Aradan geçen yıllar bir kez daha gösterdi ki işverenlerin önlem alma, devletin mevzuat yapma ve işyerlerini denetleme yükümlülüklerinin etkin bir şekilde yerine getirilebilmesi, kamucu bir anlayışın benimsenmesi, sendikalar ile meslek örgütlerini, mühendislik ve tıp bilimlerini yok saymaması ile mümkün olabilecektir.

Bunun için yıllardır idari, mali yönden özerk ve demokratik işleyişe sahip bir kurum olarak ifade edip önerdiğimiz, içerisinde sendikaların, meslek örgütlerinin de yer aldığı İSİG Enstitüsü derhal oluşturulmalıdır.

Bu kurum, ulusal politikaları belirleme ve yaşama geçirmede özgür bilimsel iradeye ve güce sahip olmalıdır. İSİG, patlama, yangın vb. sonrası akla gelen, birkaç gün konuşulduktan sonra yeni patlamalar, ölümler ile kısa bir süreliğine yeniden gündeme gelen bir konu olmamalıdır.

Devletin ve işverenlerin görev ve sorumluluklarını eksiksiz yerine getirdiği, ilgili tüm tarafların kamusal hizmet bağlamında içinde yer aldığı bir konu olmalıdır.

Bunun yolu da, işçiler, sendikalar, meslek örgütlerinin karar alma, denetleme mekanizmalarının asli unsuru olacakları, yasal, etkin bir kurum ile mümkün olacaktır.

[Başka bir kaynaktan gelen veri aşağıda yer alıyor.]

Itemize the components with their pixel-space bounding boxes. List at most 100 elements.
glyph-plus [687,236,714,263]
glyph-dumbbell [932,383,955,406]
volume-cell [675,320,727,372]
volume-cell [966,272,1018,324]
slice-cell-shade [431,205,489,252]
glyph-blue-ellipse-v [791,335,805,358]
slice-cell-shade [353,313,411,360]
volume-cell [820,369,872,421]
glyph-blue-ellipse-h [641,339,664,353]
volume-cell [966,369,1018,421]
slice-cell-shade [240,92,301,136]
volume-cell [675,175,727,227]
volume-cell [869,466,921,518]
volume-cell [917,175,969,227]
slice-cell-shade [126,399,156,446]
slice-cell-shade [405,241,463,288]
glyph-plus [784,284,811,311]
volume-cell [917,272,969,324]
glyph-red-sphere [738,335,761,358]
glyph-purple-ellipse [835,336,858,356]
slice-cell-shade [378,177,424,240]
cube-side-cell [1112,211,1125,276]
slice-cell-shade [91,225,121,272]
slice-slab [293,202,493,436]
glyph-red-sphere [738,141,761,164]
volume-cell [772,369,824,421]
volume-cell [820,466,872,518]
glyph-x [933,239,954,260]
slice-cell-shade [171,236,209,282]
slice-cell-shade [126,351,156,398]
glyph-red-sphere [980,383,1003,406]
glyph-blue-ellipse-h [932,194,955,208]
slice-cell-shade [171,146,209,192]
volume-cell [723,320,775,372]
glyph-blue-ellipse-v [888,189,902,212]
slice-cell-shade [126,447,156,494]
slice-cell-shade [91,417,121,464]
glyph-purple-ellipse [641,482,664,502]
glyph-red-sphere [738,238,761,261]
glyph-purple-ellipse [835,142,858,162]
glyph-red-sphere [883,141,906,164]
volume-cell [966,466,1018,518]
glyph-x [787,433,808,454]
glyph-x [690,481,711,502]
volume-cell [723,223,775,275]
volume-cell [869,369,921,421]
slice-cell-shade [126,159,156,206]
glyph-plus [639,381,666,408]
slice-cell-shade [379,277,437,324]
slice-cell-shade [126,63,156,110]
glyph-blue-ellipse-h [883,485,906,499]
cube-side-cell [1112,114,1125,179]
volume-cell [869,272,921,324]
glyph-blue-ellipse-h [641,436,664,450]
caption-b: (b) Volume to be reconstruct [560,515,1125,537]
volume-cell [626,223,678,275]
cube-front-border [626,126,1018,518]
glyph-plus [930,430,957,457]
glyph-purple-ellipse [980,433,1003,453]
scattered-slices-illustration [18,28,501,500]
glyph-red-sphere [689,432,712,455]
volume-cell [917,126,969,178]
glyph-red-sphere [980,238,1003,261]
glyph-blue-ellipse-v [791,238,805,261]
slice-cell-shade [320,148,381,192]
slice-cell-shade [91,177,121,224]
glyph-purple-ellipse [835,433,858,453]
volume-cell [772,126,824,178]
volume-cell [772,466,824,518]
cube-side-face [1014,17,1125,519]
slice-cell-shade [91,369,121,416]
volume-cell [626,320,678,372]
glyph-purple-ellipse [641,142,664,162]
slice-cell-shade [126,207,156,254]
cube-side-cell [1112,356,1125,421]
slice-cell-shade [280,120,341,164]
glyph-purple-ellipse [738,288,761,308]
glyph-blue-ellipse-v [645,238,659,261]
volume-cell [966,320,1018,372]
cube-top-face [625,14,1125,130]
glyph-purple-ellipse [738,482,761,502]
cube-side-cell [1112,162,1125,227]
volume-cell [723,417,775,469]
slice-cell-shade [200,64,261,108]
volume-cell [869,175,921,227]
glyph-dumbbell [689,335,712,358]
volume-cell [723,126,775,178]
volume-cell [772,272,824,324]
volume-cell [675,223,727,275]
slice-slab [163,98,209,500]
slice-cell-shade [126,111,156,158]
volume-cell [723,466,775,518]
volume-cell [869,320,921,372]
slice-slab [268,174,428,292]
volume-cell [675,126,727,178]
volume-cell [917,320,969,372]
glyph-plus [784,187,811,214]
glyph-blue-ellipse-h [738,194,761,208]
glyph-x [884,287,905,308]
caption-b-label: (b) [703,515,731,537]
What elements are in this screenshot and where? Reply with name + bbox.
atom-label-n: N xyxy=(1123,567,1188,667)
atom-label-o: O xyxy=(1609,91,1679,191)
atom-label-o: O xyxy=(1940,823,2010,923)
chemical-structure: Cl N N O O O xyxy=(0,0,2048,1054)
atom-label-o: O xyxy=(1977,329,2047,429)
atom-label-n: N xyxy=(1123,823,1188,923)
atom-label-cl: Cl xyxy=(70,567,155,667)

Bu mekanizmanın yaratılması yerine her türlü görev ve yetkiyi tek elde toplayan ÇSGB şunu bilmelidir ki, ölümlerin sorumlusu olarak tarih sayfalarında yerini alacaktır.

Artık yeter; iş kazalarının sona ermesini ve emekçilerin işyerlerinde ölmesini istemiyoruz.

Makina Mühendisleri Odası bu süreçte her türlü desteği vermeye talip ve görev almaya hazırdır" ifadelerine yer verildi.